Balance is a tricky thing to find in life.
'Night Mother is one of those shows I've wanted to see for a long time. I was very much looking forward to seeing it yesterday at Riverwalk's Black Box at the Creole Gallery in Old Town. I'd heard it was a good production and one that I ought to see. Thespie judging is coming up quick and by all accounts, this was a production that should be seen and considered.
However, as much as I have long wanted to see this show, I'd had a nagging voice in my head that I'd been trying to ignore for days. For personal reasons that I won't get into in a public blog, this show and its subject matter couldn't have come at a worse time for me. I knew this, yet I kept trying to ignore the internal warnings that this show would be emotionally draining and harmful at this particular moment in my life. Instead, I made all the arguments to myself that it was a show I should see, that I'd already reserved tickets, and that I had a duty to go see it.
Finally, about a half hour before the show started, I gave in to my inner guardian and acknowledged how much fear I had about seeing this show on Sunday. A month ago or a month from now would have been fine, but yesterday was not.
Then came the waves of guilt for not doing what I "should" be doing. I feel very blessed and very fortunate to be doing the work that I'm doing and I take seriously the responsibility that comes with that--that I need to see and hear as much as possible so that my reporting on the community can be authentic and informed.

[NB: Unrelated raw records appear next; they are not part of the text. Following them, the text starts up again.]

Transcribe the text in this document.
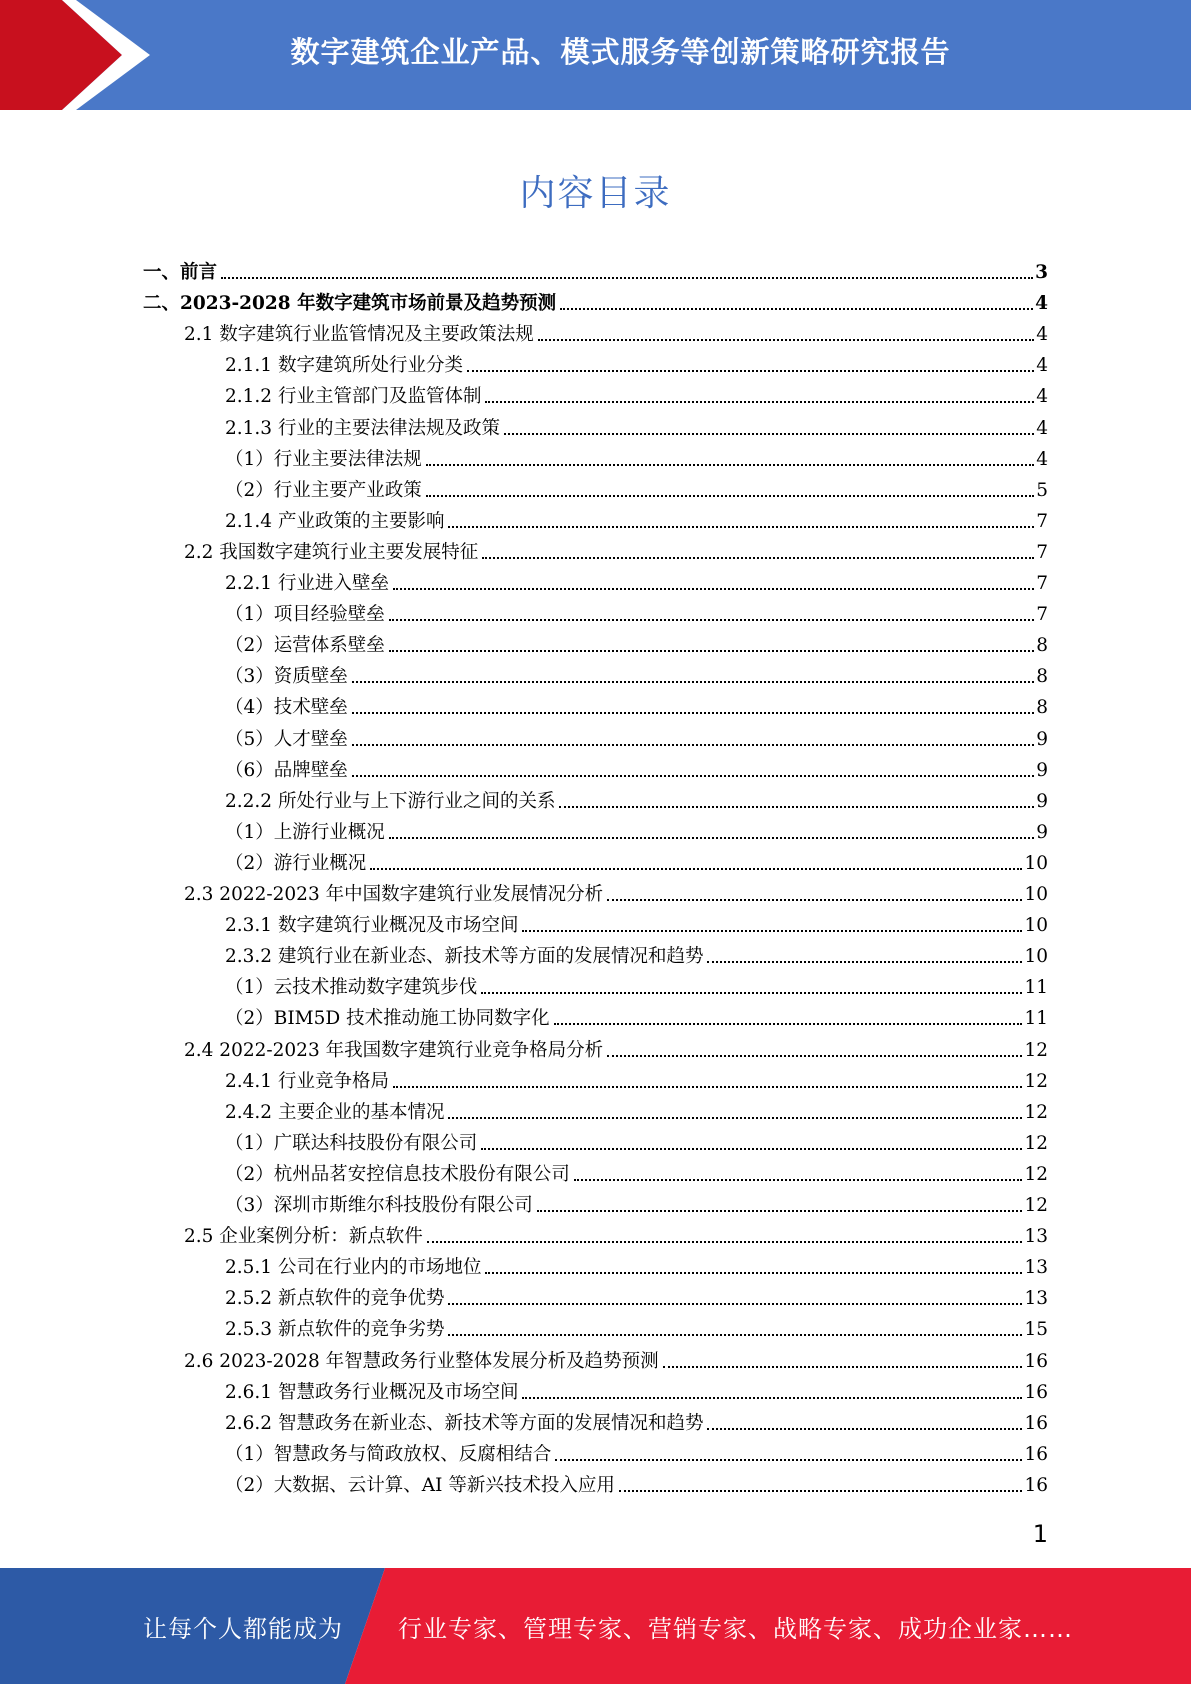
数字建筑企业产品、模式服务等创新策略研究报告
内容目录
一、前言	3
二、2023-2028 年数字建筑市场前景及趋势预测	4
2.1 数字建筑行业监管情况及主要政策法规	4
2.1.1 数字建筑所处行业分类	4
2.1.2 行业主管部门及监管体制	4
2.1.3 行业的主要法律法规及政策	4
（1）行业主要法律法规	4
（2）行业主要产业政策	5
2.1.4 产业政策的主要影响	7
2.2 我国数字建筑行业主要发展特征	7
2.2.1 行业进入壁垒	7
（1）项目经验壁垒	7
（2）运营体系壁垒	8
（3）资质壁垒	8
（4）技术壁垒	8
（5）人才壁垒	9
（6）品牌壁垒	9
2.2.2 所处行业与上下游行业之间的关系	9
（1）上游行业概况	9
（2）游行业概况	10
2.3 2022-2023 年中国数字建筑行业发展情况分析	10
2.3.1 数字建筑行业概况及市场空间	10
2.3.2 建筑行业在新业态、新技术等方面的发展情况和趋势	10
（1）云技术推动数字建筑步伐	11
（2）BIM5D 技术推动施工协同数字化	11
2.4 2022-2023 年我国数字建筑行业竞争格局分析	12
2.4.1 行业竞争格局	12
2.4.2 主要企业的基本情况	12
（1）广联达科技股份有限公司	12
（2）杭州品茗安控信息技术股份有限公司	12
（3）深圳市斯维尔科技股份有限公司	12
2.5 企业案例分析：新点软件	13
2.5.1 公司在行业内的市场地位	13
2.5.2 新点软件的竞争优势	13
2.5.3 新点软件的竞争劣势	15
2.6 2023-2028 年智慧政务行业整体发展分析及趋势预测	16
2.6.1 智慧政务行业概况及市场空间	16
2.6.2 智慧政务在新业态、新技术等方面的发展情况和趋势	16
（1）智慧政务与简政放权、反腐相结合	16
（2）大数据、云计算、AI 等新兴技术投入应用	16
1
让每个人都能成为 行业专家、管理专家、营销专家、战略专家、成功企业家……
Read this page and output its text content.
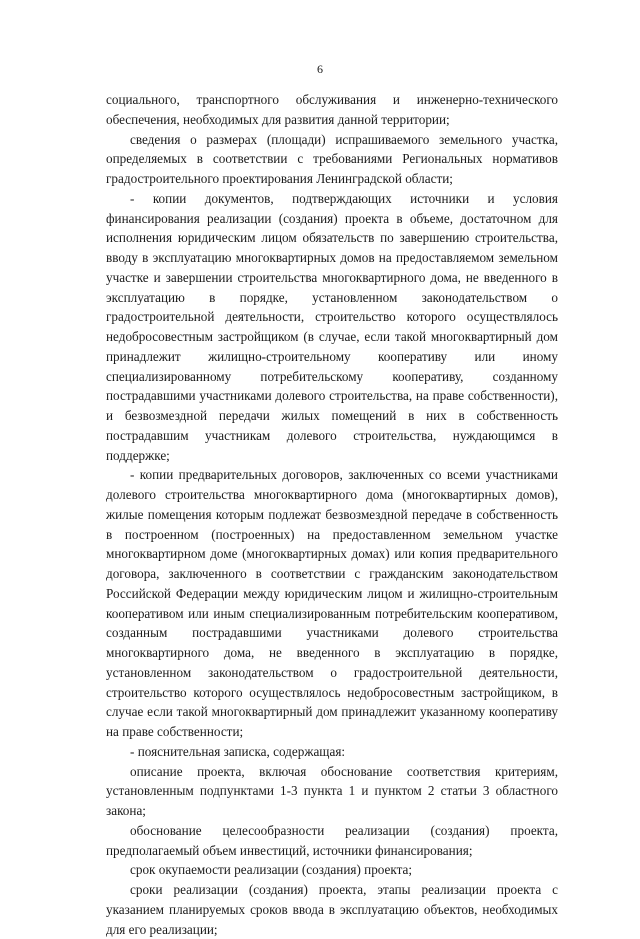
6

социального, транспортного обслуживания и инженерно-технического обеспечения, необходимых для развития данной территории;

сведения о размерах (площади) испрашиваемого земельного участка, определяемых в соответствии с требованиями Региональных нормативов градостроительного проектирования Ленинградской области;

- копии документов, подтверждающих источники и условия финансирования реализации (создания) проекта в объеме, достаточном для исполнения юридическим лицом обязательств по завершению строительства, вводу в эксплуатацию многоквартирных домов на предоставляемом земельном участке и завершении строительства многоквартирного дома, не введенного в эксплуатацию в порядке, установленном законодательством о градостроительной деятельности, строительство которого осуществлялось недобросовестным застройщиком (в случае, если такой многоквартирный дом принадлежит жилищно-строительному кооперативу или иному специализированному потребительскому кооперативу, созданному пострадавшими участниками долевого строительства, на праве собственности), и безвозмездной передачи жилых помещений в них в собственность пострадавшим участникам долевого строительства, нуждающимся в поддержке;

- копии предварительных договоров, заключенных со всеми участниками долевого строительства многоквартирного дома (многоквартирных домов), жилые помещения которым подлежат безвозмездной передаче в собственность в построенном (построенных) на предоставленном земельном участке многоквартирном доме (многоквартирных домах) или копия предварительного договора, заключенного в соответствии с гражданским законодательством Российской Федерации между юридическим лицом и жилищно-строительным кооперативом или иным специализированным потребительским кооперативом, созданным пострадавшими участниками долевого строительства многоквартирного дома, не введенного в эксплуатацию в порядке, установленном законодательством о градостроительной деятельности, строительство которого осуществлялось недобросовестным застройщиком, в случае если такой многоквартирный дом принадлежит указанному кооперативу на праве собственности;

- пояснительная записка, содержащая:

описание проекта, включая обоснование соответствия критериям, установленным подпунктами 1-3 пункта 1 и пунктом 2 статьи 3 областного закона;

обоснование целесообразности реализации (создания) проекта, предполагаемый объем инвестиций, источники финансирования;

срок окупаемости реализации (создания) проекта;

сроки реализации (создания) проекта, этапы реализации проекта с указанием планируемых сроков ввода в эксплуатацию объектов, необходимых для его реализации;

However--and this is the more difficult part for me--I also need to take care of myself. If I do not first take care of me, then I cannot effectively serve my community or do my small part to promote the performing arts in the Greater Lansing area.
Theater is a powerful, powerful medium. It's a power that deserves respect along with the self-acknowledgment of what one can handle on any given day. I want to be able to watch any show that I attend with an open heart and mind--ready to receive what the performers want to offer. I don't want to enter from a place of fear or any other emotion that is going to block the connection between artist and audience.
So while I regret the missed opportunity to see 'Night Mother, I am now at peace that it was the right decision for me. My epiphany is that it is just as important for me to take care of myself as it is to be supportive of the arts community that has so enriched my life and the life of my family. That's an epiphany that goes far beyond a single show on a single Sunday.